Телефон на даче оказался занятым, и Николай упрямо набирал и набирал, не обращая внимания на Анькины гримасы — она приплясывала рядом, переживала, готовая вмешаться, если Кольку начнет заносить. Наконец соединилось, и Николай услышал голос дедули:
— Алле! Я вас слушаю.
— Дмитрий Никифорович, доброе утро! Говорит Николай, ваш молодой коллега.
— Не понял, коллега, кто говорит? — переспросил дедуля вибрирующим голосом.
— Ни-ко-лай, Анин муж.
— Ах, Коля! — обрадовался старик.— Здравствуй, Колечка, здравствуй, коллега!
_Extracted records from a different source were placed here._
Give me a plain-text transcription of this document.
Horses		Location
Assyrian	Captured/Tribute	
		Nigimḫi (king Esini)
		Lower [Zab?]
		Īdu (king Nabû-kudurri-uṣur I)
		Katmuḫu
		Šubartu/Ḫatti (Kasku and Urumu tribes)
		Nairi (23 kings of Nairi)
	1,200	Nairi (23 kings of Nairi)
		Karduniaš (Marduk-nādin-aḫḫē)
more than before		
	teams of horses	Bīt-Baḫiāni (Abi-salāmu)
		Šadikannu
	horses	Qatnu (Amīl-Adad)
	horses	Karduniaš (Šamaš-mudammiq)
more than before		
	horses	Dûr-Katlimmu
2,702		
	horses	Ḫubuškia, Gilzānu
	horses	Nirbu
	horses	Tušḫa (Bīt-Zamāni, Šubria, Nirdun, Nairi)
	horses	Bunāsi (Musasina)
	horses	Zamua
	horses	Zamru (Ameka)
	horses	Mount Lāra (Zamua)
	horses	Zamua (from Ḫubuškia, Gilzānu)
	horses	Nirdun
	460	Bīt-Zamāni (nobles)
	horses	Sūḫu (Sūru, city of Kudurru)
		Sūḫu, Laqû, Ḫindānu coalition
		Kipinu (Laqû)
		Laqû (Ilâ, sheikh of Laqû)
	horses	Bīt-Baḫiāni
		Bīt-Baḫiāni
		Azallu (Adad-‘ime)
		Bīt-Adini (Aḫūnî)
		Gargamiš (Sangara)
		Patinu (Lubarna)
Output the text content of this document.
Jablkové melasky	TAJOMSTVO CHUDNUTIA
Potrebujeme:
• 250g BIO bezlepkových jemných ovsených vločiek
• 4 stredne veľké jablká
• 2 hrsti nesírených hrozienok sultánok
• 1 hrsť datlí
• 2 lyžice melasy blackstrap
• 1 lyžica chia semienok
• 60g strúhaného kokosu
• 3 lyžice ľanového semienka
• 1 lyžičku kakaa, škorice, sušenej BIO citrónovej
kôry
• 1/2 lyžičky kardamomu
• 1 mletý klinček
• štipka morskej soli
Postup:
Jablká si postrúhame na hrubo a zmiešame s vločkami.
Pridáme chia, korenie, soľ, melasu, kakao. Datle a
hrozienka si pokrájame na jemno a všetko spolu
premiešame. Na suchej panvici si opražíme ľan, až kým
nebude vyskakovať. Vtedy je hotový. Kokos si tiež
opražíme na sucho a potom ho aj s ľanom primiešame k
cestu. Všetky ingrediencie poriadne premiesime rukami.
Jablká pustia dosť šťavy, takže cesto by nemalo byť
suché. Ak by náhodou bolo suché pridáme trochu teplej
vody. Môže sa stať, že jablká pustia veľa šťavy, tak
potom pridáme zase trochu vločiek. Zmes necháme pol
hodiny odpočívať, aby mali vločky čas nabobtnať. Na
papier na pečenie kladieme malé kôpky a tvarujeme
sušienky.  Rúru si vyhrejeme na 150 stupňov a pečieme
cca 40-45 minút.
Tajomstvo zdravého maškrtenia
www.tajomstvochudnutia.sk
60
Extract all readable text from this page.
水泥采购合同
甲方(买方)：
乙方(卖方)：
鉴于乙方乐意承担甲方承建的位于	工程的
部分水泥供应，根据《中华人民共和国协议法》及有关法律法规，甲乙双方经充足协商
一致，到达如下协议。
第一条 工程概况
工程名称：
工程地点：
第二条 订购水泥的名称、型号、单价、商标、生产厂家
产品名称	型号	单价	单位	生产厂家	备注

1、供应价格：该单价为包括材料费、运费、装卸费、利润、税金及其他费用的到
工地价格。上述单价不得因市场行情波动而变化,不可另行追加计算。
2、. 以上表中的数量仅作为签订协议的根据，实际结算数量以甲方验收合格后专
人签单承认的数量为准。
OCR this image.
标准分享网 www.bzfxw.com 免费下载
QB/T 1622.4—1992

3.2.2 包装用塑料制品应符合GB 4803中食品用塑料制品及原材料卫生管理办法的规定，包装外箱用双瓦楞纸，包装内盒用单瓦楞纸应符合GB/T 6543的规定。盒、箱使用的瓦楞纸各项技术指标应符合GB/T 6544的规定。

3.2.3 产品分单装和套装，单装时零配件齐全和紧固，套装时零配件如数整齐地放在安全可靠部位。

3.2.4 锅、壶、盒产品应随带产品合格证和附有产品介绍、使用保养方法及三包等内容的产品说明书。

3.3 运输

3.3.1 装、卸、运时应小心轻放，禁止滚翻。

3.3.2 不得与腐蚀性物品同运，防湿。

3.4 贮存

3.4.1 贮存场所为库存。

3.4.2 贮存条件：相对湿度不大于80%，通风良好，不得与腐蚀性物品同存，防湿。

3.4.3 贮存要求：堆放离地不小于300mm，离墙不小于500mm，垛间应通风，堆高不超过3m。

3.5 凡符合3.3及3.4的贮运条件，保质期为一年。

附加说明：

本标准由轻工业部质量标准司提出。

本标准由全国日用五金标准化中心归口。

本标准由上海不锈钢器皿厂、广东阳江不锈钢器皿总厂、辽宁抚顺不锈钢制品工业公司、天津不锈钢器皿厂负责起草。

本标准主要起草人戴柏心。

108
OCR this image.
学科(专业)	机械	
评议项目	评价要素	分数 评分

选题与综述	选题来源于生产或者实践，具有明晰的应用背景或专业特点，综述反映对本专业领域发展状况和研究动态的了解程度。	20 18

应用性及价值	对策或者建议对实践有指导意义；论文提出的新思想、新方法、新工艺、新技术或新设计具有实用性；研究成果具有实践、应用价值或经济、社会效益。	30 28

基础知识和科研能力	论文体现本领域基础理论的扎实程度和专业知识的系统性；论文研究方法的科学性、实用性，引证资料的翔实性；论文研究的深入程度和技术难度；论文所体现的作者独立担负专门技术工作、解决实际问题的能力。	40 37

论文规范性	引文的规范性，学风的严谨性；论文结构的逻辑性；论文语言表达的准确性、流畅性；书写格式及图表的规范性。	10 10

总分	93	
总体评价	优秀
А мне показалось, что из Москвы, разыгрывают. Ну как дела? Как там мой тезка?
— Тезка еще дрыхнет, но вчера хныкал, просился к дедуле.
— Ну так в чем дело? Валяйте! Авто на ходу?
— На ходу.
— Время есть?
— Есть.
— Ну и валяйте! Ждем к обеду. Вот Калерия Ильинична тоже зовет. С приветом! Пока.
И дедуля положил трубку.
— Ну вот, а ты боялась! — сказал Николай и щелкнул Аню по косу.
Аня с возмущением округлила глаза.
— Сколько раз тебя просить! Оставь эти дурацкие манеры.
Николай расхохотался, дал жене шутливого шлепка и трусцой кинулся к выходу.
— Сгоняю в институт, поймаю Мищерина. А вы готовьтесь! Выезд в двенадцать ноль-ноль!
Он выскочил из подъезда под лучи яркого утреннего солнца. «Жигуленок» стоял на площадке между домами — заляпанный грязью после вчерашней дороги. Николай набрал ведро воды из поливального крана и вымыл машину тут же на стоянке. Он сделал это так быстро и ловко, что никто из жильцов не успел заметить столь вопиющего нарушения — обычно едва кто-либо из автомобилистов появлялся с ведром и тряпкой возле машины, как тотчас же раскрывались окна и на весь двор неслись ругательства и проклятия. Он даже прополоскал тряпку и сполоснул ведро — так ему нынче повезло! Ехать предстояло через весь город, за реку, на левый берег. Сорок минут туда, сорок — обратно, и там, если Мищерин на месте,— минут двадцать от силы. Мищерин обещал быть с утра, это значит — с десяти, не раньше.
Из автомобиля город выглядел чистым, прибранным. И проспект, по которому ехал Николай, и сквер с зелеными шарами тополей, газонами и ровненько подстриженной акацией, и дома — четырех-пятиэтажные, построенные перед самой войной, и газетные киоски, и павильончики универмага, и легкие навесы автобусных остановок — все будто бы приготовилось к какому-то светлому и радостному празднику. Вымытый дождем и поливальными машинами асфальт влажно темнел в тени домов. Солнце, прятавшееся за домами, высвечивало поперечные улицы ярким живым светом — казалось, будто проспект перегораживали высоченные прозрачные заслоны — от земли до самого неба. Когда он проезжал сквозь них, налево невозможно было смотреть — слепило.